On 20/06/2008, at 4:22 PM, Simo Leone wrote:
On Fri, Jun 20, 2008 at 12:54:29AM +0800, Callan Barrett wrote:
Here's another iteration of this patch, I'm still looking for as much
input as possible but this is basically what I would push to testing
at this point. The script now outputs in a different format to be
parsed and there is some cleanup done in pkgsubmit.php to get it
working more cleanly with the script.
Unfortunately Callan and I found a way to easily defeat this tonight,
the proof-of-concept is attached, the attack is based on this little
bit
about restricted shells (from the manpage):
---
When a command that is found to be a shell script is executed (see
COM-
MAND EXECUTION above), rbash turns off any restrictions in the shell
spawned to execute the script.
---
Too bad too, real bash parsing would have been nice :/
-S
<script.txt><PKGBUILD.txt><fucked.sh>
Perhaps we should write up our own tiny little bash parser.
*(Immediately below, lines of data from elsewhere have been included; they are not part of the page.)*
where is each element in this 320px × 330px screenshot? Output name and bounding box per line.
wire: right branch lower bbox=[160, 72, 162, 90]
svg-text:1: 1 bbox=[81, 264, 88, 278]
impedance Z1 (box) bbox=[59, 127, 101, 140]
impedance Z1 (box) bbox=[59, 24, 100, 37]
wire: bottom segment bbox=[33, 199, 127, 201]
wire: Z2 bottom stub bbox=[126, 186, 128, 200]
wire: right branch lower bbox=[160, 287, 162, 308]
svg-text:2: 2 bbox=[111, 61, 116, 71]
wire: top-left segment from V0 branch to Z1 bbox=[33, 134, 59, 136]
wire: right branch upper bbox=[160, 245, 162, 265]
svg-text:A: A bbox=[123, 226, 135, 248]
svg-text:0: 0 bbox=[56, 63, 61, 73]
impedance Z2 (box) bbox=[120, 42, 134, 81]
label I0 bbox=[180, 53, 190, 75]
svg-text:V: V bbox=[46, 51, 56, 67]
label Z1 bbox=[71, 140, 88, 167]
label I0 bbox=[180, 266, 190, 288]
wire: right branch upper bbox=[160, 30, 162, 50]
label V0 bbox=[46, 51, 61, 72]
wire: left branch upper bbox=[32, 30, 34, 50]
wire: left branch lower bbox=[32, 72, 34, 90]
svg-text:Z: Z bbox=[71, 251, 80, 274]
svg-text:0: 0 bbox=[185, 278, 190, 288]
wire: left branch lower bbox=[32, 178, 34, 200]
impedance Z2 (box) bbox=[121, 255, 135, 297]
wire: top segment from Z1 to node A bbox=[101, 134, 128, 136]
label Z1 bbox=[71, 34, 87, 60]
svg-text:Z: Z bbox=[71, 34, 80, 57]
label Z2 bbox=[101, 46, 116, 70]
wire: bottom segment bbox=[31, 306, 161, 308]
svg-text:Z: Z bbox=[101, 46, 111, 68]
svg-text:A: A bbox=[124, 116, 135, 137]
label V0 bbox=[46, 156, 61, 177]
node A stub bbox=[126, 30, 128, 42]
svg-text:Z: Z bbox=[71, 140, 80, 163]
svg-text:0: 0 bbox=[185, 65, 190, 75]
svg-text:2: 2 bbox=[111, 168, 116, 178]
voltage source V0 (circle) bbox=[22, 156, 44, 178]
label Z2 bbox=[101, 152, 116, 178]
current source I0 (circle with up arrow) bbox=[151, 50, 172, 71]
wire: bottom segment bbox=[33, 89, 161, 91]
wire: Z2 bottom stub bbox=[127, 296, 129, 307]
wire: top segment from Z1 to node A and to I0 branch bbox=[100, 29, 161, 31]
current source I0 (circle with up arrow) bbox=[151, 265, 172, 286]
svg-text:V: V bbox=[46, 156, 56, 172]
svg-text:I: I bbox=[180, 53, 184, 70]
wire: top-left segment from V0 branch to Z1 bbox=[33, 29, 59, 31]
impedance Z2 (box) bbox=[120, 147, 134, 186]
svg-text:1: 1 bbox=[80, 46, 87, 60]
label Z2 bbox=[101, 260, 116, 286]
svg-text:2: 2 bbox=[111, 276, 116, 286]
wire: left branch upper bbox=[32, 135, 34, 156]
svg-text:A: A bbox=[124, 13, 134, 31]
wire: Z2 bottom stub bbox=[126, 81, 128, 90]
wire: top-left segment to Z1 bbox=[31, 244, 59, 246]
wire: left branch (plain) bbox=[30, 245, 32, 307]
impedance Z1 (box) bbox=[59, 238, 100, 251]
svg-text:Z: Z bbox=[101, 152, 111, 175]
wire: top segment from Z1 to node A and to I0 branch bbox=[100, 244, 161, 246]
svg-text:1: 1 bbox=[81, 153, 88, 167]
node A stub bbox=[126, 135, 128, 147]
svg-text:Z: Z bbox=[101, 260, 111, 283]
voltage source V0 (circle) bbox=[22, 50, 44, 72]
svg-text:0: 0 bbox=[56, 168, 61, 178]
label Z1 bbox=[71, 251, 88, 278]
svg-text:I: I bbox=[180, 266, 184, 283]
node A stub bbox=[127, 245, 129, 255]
I've never
really done anything like that before, but after a little googling I
found two tools that could simplify the whole process a lot; Lex and
YACC. Lex tokenizes the source code and YACC recognizes higher-level
patterns (expressions, assignments, etc). I believe the output of YACC
is compiled as a C program, so we could run that and use the output
somehow. We mostly only deal with assignments, which should be fairly
straight forward. I have seen a few (official) PKGBUILDs that used
loops to generate the source and md5sums arrays, so we might want to
support that as well. Of course doing so would introduce the problem
with infinite loops. "If" statements (both the traditional syntax and
the shorthand) would probably be necessary, since checksums may be
different for different architectures (different blob for each
architecture). I don't see any harm in supporting those.
Of course going down this path means a LOT more work and most likely a
lot more bugs and hair pulling. On the other hand we do have very
tight control over the parsing and we can modify it at will.